Skip to content

cskemp/chinesecharacters

Repository files navigation

This repository contains code, data and experimental materials for:

Han, S. J, Kelly, P., Winters, J., & Kemp, C. (2022). Simplification is not dominant in the evolution of Chinese characters. Open Mind.

Folder Structure

analysis

This folder contains all of our analysis code, packaged into notebooks for either Python or R.

data

This folder contains all of our data, including our raw image data. Because our datasets are extremely large, this repository only contains a sample of each dataset in order to illustrate its file structure. Important files such as the full CSVs for character complexities are also missing due to their size.

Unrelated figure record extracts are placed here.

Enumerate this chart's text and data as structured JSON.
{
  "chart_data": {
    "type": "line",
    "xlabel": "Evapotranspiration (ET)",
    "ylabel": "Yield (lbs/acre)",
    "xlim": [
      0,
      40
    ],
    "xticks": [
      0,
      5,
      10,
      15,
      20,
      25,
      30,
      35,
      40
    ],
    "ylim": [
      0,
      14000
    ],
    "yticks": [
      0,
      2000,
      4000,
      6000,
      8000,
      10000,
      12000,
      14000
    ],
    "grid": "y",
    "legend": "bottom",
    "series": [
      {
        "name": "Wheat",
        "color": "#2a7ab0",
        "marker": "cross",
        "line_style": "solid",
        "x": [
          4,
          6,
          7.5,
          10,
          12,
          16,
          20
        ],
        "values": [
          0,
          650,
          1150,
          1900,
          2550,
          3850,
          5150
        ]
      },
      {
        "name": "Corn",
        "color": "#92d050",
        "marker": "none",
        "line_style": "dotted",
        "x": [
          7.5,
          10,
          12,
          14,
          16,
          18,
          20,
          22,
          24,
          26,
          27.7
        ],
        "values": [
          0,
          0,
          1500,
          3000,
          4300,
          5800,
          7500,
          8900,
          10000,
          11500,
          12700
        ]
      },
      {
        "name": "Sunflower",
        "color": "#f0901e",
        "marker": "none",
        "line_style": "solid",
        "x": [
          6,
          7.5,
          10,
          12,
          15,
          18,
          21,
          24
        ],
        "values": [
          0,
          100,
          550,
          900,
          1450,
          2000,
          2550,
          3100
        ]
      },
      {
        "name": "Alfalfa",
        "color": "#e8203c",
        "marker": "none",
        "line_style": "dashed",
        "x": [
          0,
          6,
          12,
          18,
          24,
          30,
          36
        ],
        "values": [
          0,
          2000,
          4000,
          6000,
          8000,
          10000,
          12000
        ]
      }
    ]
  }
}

A complete folder with the same file structure can be found on Zenodo

data_generation

This folder contains all of our Python code for scraping, processing and evaluating our image datasets. Please refer to its README for details on how to run our pipeline.

experiment

This folder contains all of the materials for our behavioural experiment, including data and source code for experiment

figures

This folder contains all of the figures for both the main paper and the supplementary materials.

tables

This folder contains tables presented in the supplementary materials.

complexity_change_shiny

Code for a Shiny app that allows users to visualize changes in complexity over time for individual characters.

root level scripts

'generate_sample_data_folder.py': generates the 'data' folder within this repo, which holds a sample of our full dataset (sample of 20 images of 20 characters for every period/dataset). This is provided for convenience.